A major goal in HIV eradication research is characterizing the reservoir cells that harbor HIV in the presence of anti-retroviral therapy (ART), which reseed viremia after treatment is stopped. In general it is assumed that the reservoir consists of CD4+ T cells that express no viral proteins. However, recent findings suggest that this may be an overly simplistic view, and that the cells that contribute to the reservoir may be a diverse population that includes both CD4+ and CD4- cells. Here, we directly infected resting CD4+ T cells and used fluorescence-activated cell sorting (FACS) and Fiber-Optic Array Scanning Technology (FAST) to identify and image cells expressing HIV Gag. We found that Gag expression from integrated proviruses occurred in resting cells that lacked surface CD4, likely resulting from Nef and Env-mediated receptor internalization. We also extend our approach to detect cells expressing HIV proteins in patients suppressed on ART. We found evidence that rare Gag+ cells persist during ART and that these cells are often negative for CD4. We propose that these double negative aalpha;/bbeta; T cells that express HIV protein may be a component of the long-lived reservoir.
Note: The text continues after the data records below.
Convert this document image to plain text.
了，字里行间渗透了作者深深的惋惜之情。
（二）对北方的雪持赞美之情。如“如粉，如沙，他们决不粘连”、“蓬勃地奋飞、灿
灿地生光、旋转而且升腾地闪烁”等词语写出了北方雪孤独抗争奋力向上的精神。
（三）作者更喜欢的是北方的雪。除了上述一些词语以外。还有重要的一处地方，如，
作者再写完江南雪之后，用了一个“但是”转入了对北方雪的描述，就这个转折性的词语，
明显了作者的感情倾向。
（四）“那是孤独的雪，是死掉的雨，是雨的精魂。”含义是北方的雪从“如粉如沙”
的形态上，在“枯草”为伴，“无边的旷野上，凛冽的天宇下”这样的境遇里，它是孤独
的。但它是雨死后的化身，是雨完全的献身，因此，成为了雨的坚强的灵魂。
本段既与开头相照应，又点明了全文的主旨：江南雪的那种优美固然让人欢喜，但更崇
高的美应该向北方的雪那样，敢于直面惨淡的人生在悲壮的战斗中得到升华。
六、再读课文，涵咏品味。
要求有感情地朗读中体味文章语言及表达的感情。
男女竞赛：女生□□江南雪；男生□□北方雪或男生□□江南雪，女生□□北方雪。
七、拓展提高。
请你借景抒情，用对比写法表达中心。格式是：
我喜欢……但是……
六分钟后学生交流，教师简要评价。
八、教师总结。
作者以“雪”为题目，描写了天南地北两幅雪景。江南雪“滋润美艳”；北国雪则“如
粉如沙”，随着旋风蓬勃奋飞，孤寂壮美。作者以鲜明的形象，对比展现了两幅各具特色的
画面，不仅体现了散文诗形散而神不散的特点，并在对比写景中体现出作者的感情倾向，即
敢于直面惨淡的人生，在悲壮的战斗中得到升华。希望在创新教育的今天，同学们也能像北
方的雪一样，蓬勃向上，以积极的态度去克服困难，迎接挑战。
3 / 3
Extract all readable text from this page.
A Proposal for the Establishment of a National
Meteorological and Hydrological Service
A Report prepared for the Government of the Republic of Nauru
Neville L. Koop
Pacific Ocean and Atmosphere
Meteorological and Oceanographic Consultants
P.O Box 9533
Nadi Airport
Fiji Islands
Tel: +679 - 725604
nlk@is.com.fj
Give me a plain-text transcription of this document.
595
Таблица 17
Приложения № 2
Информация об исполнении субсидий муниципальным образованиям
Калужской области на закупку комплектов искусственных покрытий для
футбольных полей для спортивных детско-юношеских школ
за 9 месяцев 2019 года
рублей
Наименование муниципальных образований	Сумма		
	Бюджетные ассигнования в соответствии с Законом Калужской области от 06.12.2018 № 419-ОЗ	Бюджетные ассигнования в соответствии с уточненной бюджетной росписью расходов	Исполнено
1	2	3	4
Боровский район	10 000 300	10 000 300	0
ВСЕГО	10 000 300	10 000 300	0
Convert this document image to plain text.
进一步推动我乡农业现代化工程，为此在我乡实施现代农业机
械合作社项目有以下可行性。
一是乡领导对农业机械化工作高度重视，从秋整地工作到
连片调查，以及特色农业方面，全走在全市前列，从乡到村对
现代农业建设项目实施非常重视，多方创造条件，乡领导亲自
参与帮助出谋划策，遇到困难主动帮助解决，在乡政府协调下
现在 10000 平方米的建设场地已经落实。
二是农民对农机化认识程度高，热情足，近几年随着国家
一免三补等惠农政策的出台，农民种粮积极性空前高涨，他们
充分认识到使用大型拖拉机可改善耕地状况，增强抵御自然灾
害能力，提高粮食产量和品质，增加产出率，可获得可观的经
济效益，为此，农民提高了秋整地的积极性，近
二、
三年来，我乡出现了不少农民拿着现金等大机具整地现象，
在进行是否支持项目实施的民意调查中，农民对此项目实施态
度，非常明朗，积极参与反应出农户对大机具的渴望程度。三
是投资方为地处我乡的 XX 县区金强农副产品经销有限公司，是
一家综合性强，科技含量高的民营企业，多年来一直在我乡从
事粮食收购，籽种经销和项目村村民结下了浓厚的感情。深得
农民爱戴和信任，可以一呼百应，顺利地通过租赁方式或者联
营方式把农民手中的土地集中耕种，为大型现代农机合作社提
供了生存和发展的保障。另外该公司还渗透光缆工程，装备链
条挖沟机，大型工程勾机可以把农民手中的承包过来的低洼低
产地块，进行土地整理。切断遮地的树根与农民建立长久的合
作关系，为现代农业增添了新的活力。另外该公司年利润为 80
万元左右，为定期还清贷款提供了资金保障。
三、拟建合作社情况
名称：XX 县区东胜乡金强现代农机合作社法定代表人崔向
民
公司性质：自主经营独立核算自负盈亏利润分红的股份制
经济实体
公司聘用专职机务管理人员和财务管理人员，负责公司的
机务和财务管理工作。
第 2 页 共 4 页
IMPORTANCE A reservoir of infected cells persists in HIV-infected patients during anti-retroviral therapy (ART) that leads to rebound of virus if treatment is stopped. Here, we use flow cytometry and cell imaging to characterize protein expression in HIV infected resting cells. HIV Gag protein can be directly detected in infected resting cells and occurs with simultaneous loss of CD4, consistent with the expression of additional viral proteins such as Env and Nef. Gag+CD4- cells can also be detected in suppressed patients, suggesting that a subset of infected cells express proteins during ART. Understanding the regulation of viral protein expression during ART will be key to designing effective strategies to eradicate HIV reservoirs.